Walter Raleigh e Florbela Espanca
Walter Raleigh, o grande herói britânico, escreveu uma poesia-epitáfio pouco antes de ser decapitado a machadadas, a qual tive a ousadia de traduzir:
Assim é o Tempo, que toma com desdém
Juventude e alegria, as coisas que a gente tem,
E nos retribui, sim, mas com velhice e poeira;
Ele, o cujo, na morada escura e derradeira,
Perdido nosso rumo e sem nenhum caminho,
Vai calando nossa história de mansinho:
Mas da terra, da sepultura e do pó, em meio,
A mim o Senhor me resgatará, eu creio.
Uma certeza que me acompanha existência afora, nem sei exatamente por quê, é a de que todo mundo acaba fazendo alguma poesia, mesmo que seja umazinha só, mirrada e despretensiosa. Talvez, assim como Raleigh, na hora da morte. Serei uma exceção a essa regra, eis o que eu pensava, pois sempre estive certo de que não tenho nenhuma afirmação abrangente a fazer, nem para os amigos, nem sobretudo para a humanidade.
- Gosto dos versos dos grandes poetas, neles muitas vezes me vejo refletido, mas falta-me talento para a arte. Embora apreciador das iguarias, nunca me atreverei a cozinheiro.

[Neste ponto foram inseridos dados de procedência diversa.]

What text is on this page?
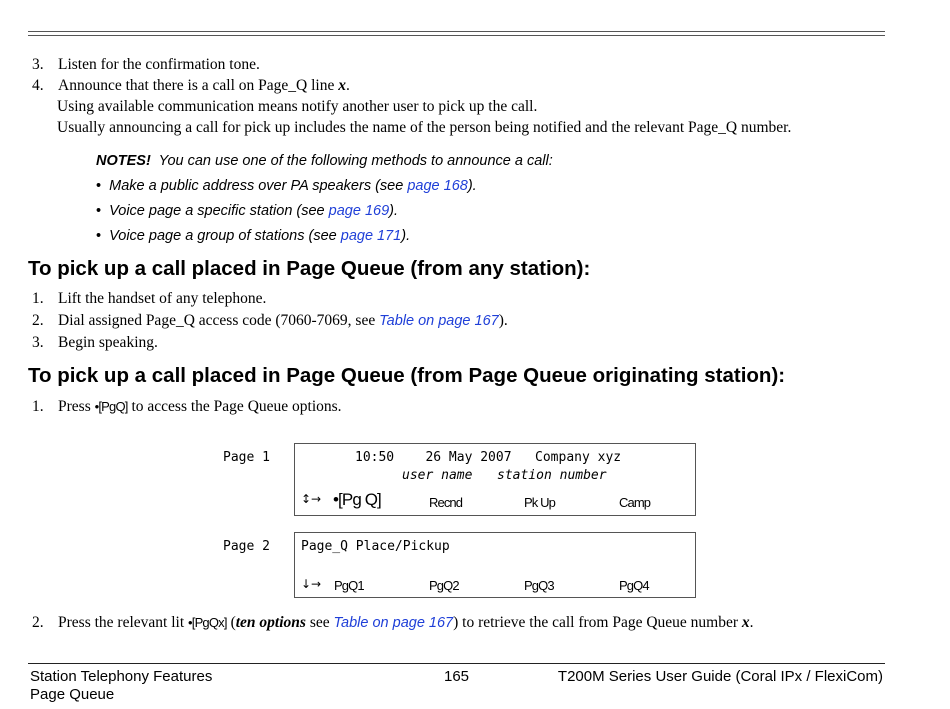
3. Listen for the confirmation tone.
4. Announce that there is a call on Page_Q line x.
Using available communication means notify another user to pick up the call.
Usually announcing a call for pick up includes the name of the person being notified and the relevant Page_Q number.
NOTES! You can use one of the following methods to announce a call:
• Make a public address over PA speakers (see page 168).
• Voice page a specific station (see page 169).
• Voice page a group of stations (see page 171).
To pick up a call placed in Page Queue (from any station):
1. Lift the handset of any telephone.
2. Dial assigned Page_Q access code (7060-7069, see Table on page 167).
3. Begin speaking.
To pick up a call placed in Page Queue (from Page Queue originating station):
1. Press •[PgQ] to access the Page Queue options.
Page 1	10:50    26 May 2007   Company xyz
user name station number
↕→ •[Pg Q]	Recnd	Pk Up	Camp
Page 2 Page_Q Place/Pickup
↓→ PgQ1	PgQ2	PgQ3	PgQ4
2. Press the relevant lit •[PgQx] (ten options see Table on page 167) to retrieve the call from Page Queue number x.
Station Telephony Features
Page Queue
165	T200M Series User Guide (Coral IPx / FlexiCom)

Asim eu pensava. Devo confessar que esse foi mais um engano de minha parte. Pois, no desespero do mal-entendido que me fizera perder a namorada, chegou minha vez de ser poeta por um dia, e outro dia registrei no papel vinte versos que brotaram de uma só vez na minha mente. Neles confessava meu amor, abrindo-me como se fosse uma Florbela Espanca.
Essa poesia tem de ser mostrada, imaginei, ou deve ir para a lata do lixo. Foi por isso que pensei em ir ao Museu, procurar May e depor-lhe o meu amor. Uma declaração de amor, seguida de uma declamação, de acordo com um teatro que cheguei a ensaiar.

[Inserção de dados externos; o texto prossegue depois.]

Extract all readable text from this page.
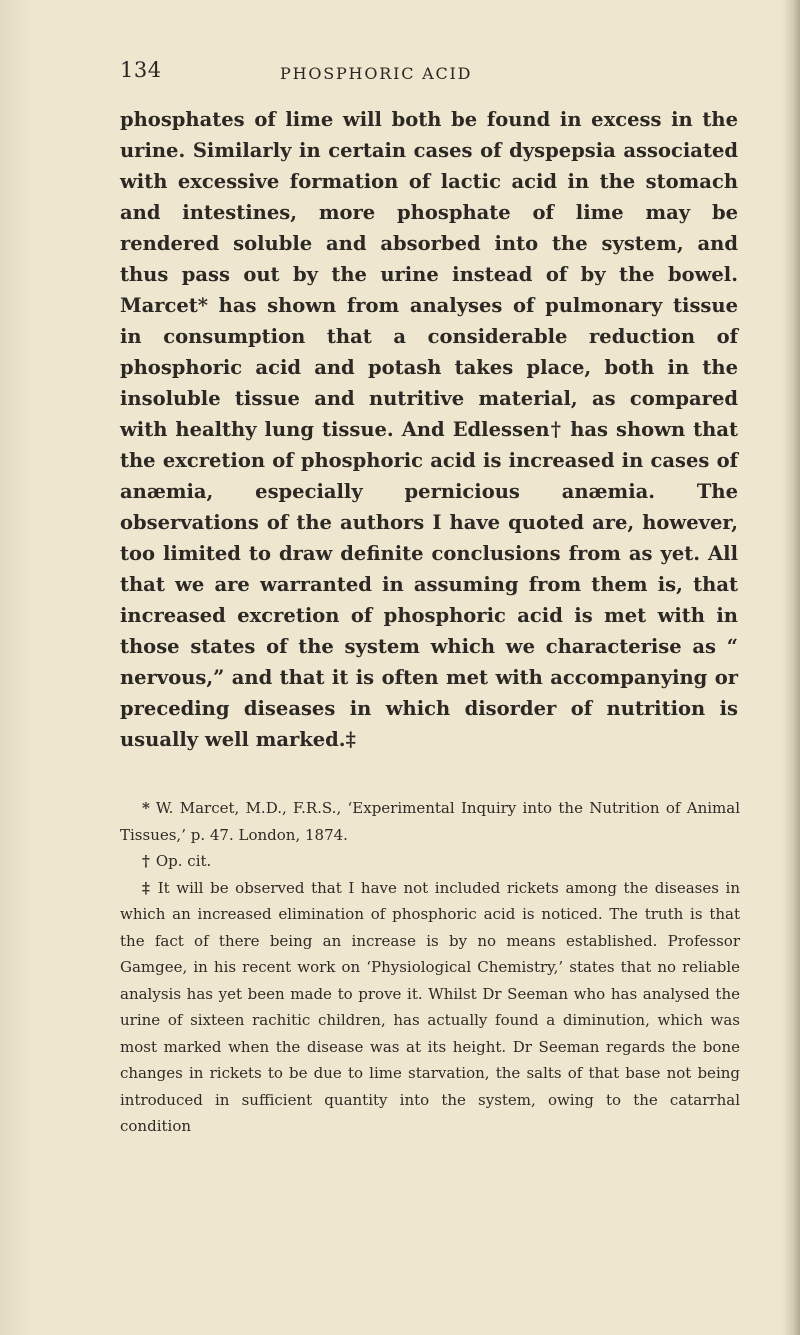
134	PHOSPHORIC ACID

phosphates of lime will both be found in excess in the urine. Similarly in certain cases of dyspepsia associated with excessive formation of lactic acid in the stomach and intestines, more phosphate of lime may be rendered soluble and absorbed into the system, and thus pass out by the urine instead of by the bowel. Marcet* has shown from analyses of pulmonary tissue in consumption that a considerable reduction of phosphoric acid and potash takes place, both in the insoluble tissue and nutritive material, as compared with healthy lung tissue. And Edlessen† has shown that the excretion of phosphoric acid is increased in cases of anæmia, especially pernicious anæmia. The observations of the authors I have quoted are, however, too limited to draw definite conclusions from as yet. All that we are warranted in assuming from them is, that increased excretion of phosphoric acid is met with in those states of the system which we characterise as “ nervous,” and that it is often met with accompanying or preceding diseases in which disorder of nutrition is usually well marked.‡

* W. Marcet, M.D., F.R.S., ‘Experimental Inquiry into the Nutrition of Animal Tissues,’ p. 47. London, 1874.

† Op. cit.

‡ It will be observed that I have not included rickets among the diseases in which an increased elimination of phosphoric acid is noticed. The truth is that the fact of there being an increase is by no means established. Professor Gamgee, in his recent work on ‘Physiological Chemistry,’ states that no reliable analysis has yet been made to prove it. Whilst Dr Seeman who has analysed the urine of sixteen rachitic children, has actually found a diminution, which was most marked when the disease was at its height. Dr Seeman regards the bone changes in rickets to be due to lime starvation, the salts of that base not being introduced in sufficient quantity into the system, owing to the catarrhal condition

- Fiz uma poesia para você, veja aqui, os primeiros versos da minha vida. Versos ruins, sem dúvida, o que não tem nenhuma importância, nem consequência. Porque não sou poeta, May, mas um homem confessando o seu amor.

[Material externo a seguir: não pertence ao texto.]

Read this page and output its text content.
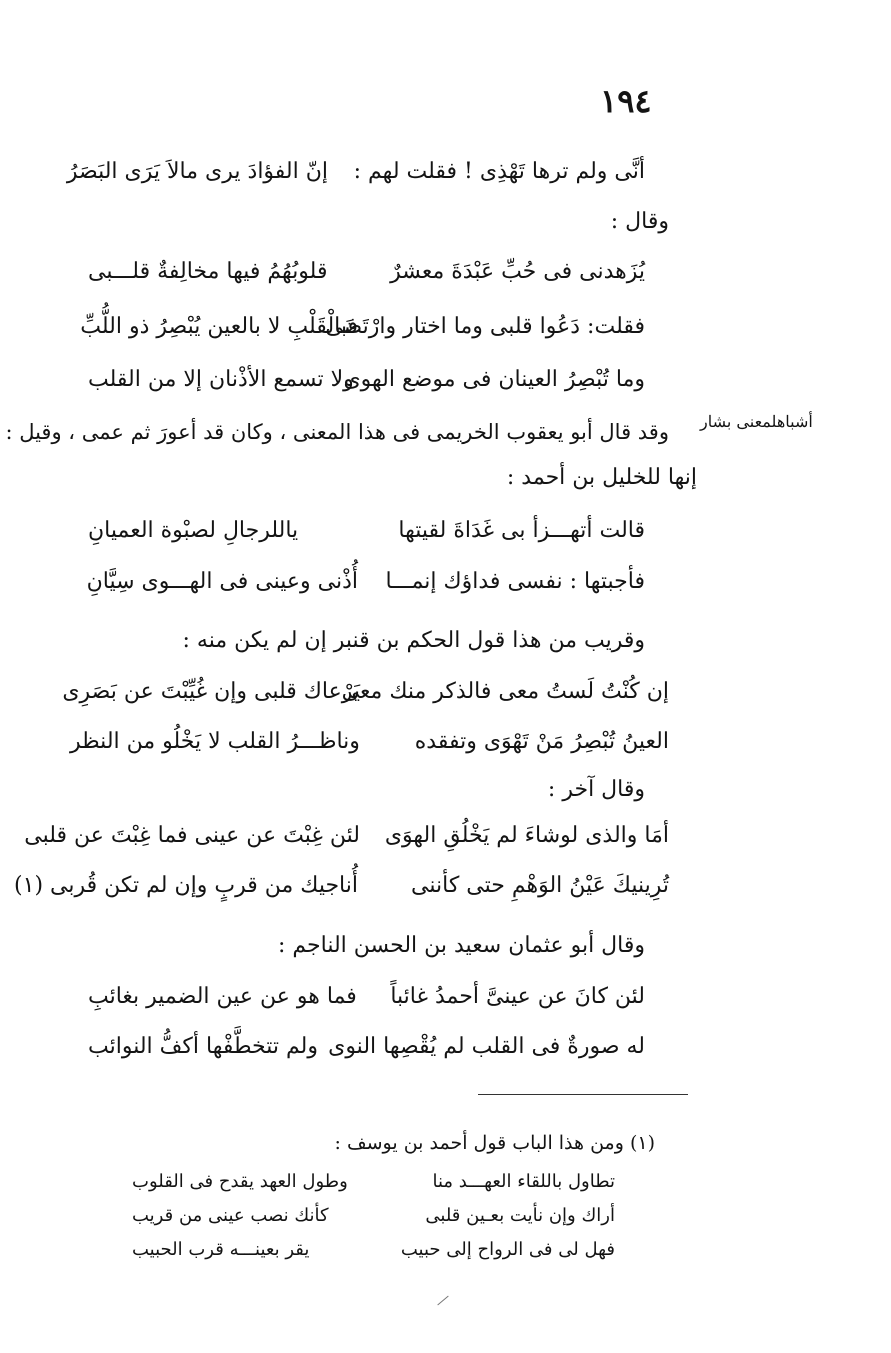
١٩٤
أشباهلمعنى بشار
أنَّى ولم ترها تَهْذِى ! فقلت لهم :
إنّ الفؤادَ يرى مالاَ يَرَى البَصَرُ
وقال :
يُزَهدنى فى حُبِّ عَبْدَةَ معشرٌ
قلوبُهُمُ فيها مخالِفةٌ قلـــبى
فقلت: دَعُوا قلبى وما اختار وارْتَضَى
فبالْقَلْبِ لا بالعين يُبْصِرُ ذو اللُّبِّ
وما تُبْصِرُ العينان فى موضع الهوى
ولا تسمع الأذْنان إلا من القلب
وقد قال أبو يعقوب الخريمى فى هذا المعنى ، وكان قد أعورَ ثم عمى ، وقيل :
إنها للخليل بن أحمد :
قالت أتهـــزأ بى غَدَاةَ لقيتها
ياللرجالِ لصبْوة العميانِ
فأجبتها : نفسى فداؤك إنمـــا
أُذْنى وعينى فى الهـــوى سِيَّانِ
وقريب من هذا قول الحكم بن قنبر إن لم يكن منه :
إن كُنْتُ لَستُ معى فالذكر منك معى
يَرْعاك قلبى وإن غُيِّبْتَ عن بَصَرِى
العينُ تُبْصِرُ مَنْ تَهْوَى وتفقده
وناظـــرُ القلب لا يَخْلُو من النظر
وقال آخر :
أمَا والذى لوشاءَ لم يَخْلُقِ الهوَى
لئن غِبْتَ عن عينى فما غِبْتَ عن قلبى
تُرِينيكَ عَيْنُ الوَهْمِ حتى كأننى
أُناجيك من قربٍ وإن لم تكن قُربى (١)
وقال أبو عثمان سعيد بن الحسن الناجم :
لئن كانَ عن عينىَّ أحمدُ غائباً
فما هو عن عين الضمير بغائبِ
له صورةٌ فى القلب لم يُقْصِها النوى
ولم تتخطَّفْها أكفُّ النوائب
(١) ومن هذا الباب قول أحمد بن يوسف :
تطاول باللقاء العهـــد منا
وطول العهد يقدح فى القلوب
أراك وإن نأيت بعـين قلبى
كأنك نصب عينى من قريب
فهل لى فى الرواح إلى حبيب
يقر بعينـــه قرب الحبيب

Não era tão simples, todavia. Para ir ao Museu, teria de encarar, e vencer, minhas resistências intestinas, meu constrangimento e o horror que padeço pelo vexame. Vou amanhã, não, melhor não, terça-feira é mais apropriado, vou depois de amanhã, quem sabe vou, quem sabe não vou. Até que, tudo aferido e sopesado, prevaleceu meu recato e acabei não indo. Frustrou-se desse modo a minha primeira iniciativa de tentar chegar até a May.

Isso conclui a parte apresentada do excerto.